Friday, 8 November 2019

The GM effect?

Statistics Canada reported this morning that employment fell by 1800 in October -- a figure well within the sampling error for the series -- keeping the unemployment rate at 5.5 percent, just 0.1 percent above its all-time low.  The ever-unreliable analysts' consensus had expected a gain of about 16,000; since the numbers were released,  those self-same analysts have been noting that the pullback comes after very strong reports for August and September, implying that nobody should really have been surprised.

Isn't there another explanation?  The most significant job losses in October were in the manufacturing sector in Ontario, which reportedly shed 23,000 positions. The lengthy strike at GM in the United States led to widely-reported shutdowns at GM plants in Oshawa and St Catharines, both in that Province.  Almost all of the company's 7,600 employees in Canada were unemployed at precisely the time of StatsCan's monthly survey.  On the entirely reasonable assumption that parts companies that supply GM were also forced to make temporary layoffs, it's not hard to make the case that the October setback will be largely unwound in the November data, since the GM strike has now ended.

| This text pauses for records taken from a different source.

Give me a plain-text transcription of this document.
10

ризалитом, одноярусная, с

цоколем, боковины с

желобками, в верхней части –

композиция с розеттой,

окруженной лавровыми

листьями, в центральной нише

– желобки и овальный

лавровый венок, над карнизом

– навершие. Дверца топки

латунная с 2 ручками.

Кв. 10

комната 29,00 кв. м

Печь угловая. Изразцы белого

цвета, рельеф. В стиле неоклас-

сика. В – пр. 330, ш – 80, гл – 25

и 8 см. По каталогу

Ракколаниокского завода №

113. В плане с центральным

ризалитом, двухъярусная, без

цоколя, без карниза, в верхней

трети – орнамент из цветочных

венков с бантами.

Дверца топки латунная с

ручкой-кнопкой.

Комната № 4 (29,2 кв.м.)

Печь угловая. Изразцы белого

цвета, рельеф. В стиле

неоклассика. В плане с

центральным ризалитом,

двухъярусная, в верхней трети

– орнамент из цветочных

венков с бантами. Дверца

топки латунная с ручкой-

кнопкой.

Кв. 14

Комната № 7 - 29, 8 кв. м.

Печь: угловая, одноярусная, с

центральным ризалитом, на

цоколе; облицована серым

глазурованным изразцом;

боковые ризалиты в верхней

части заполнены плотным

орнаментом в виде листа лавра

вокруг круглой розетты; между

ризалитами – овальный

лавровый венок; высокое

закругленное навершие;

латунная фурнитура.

I'm reluctant to be definitive about this because the StatsCan data release makes no mention of it, and none of the media outlets I have been able to check has picked up on it.  However, the corresponding US non-farms payrolls survey for October, released a week ago, provided details of the impact of the GM strike on its data, offering reassurance that the relatively low rise in payrolls was the result of this temporary factor rather than a worsening trend. It would be surprising if the same were not true, albeit to a lesser extent, here in Canada.

The November data should tell us whether I'm right or not, and I will 'fess up or brag accordingly when the data are released in early December.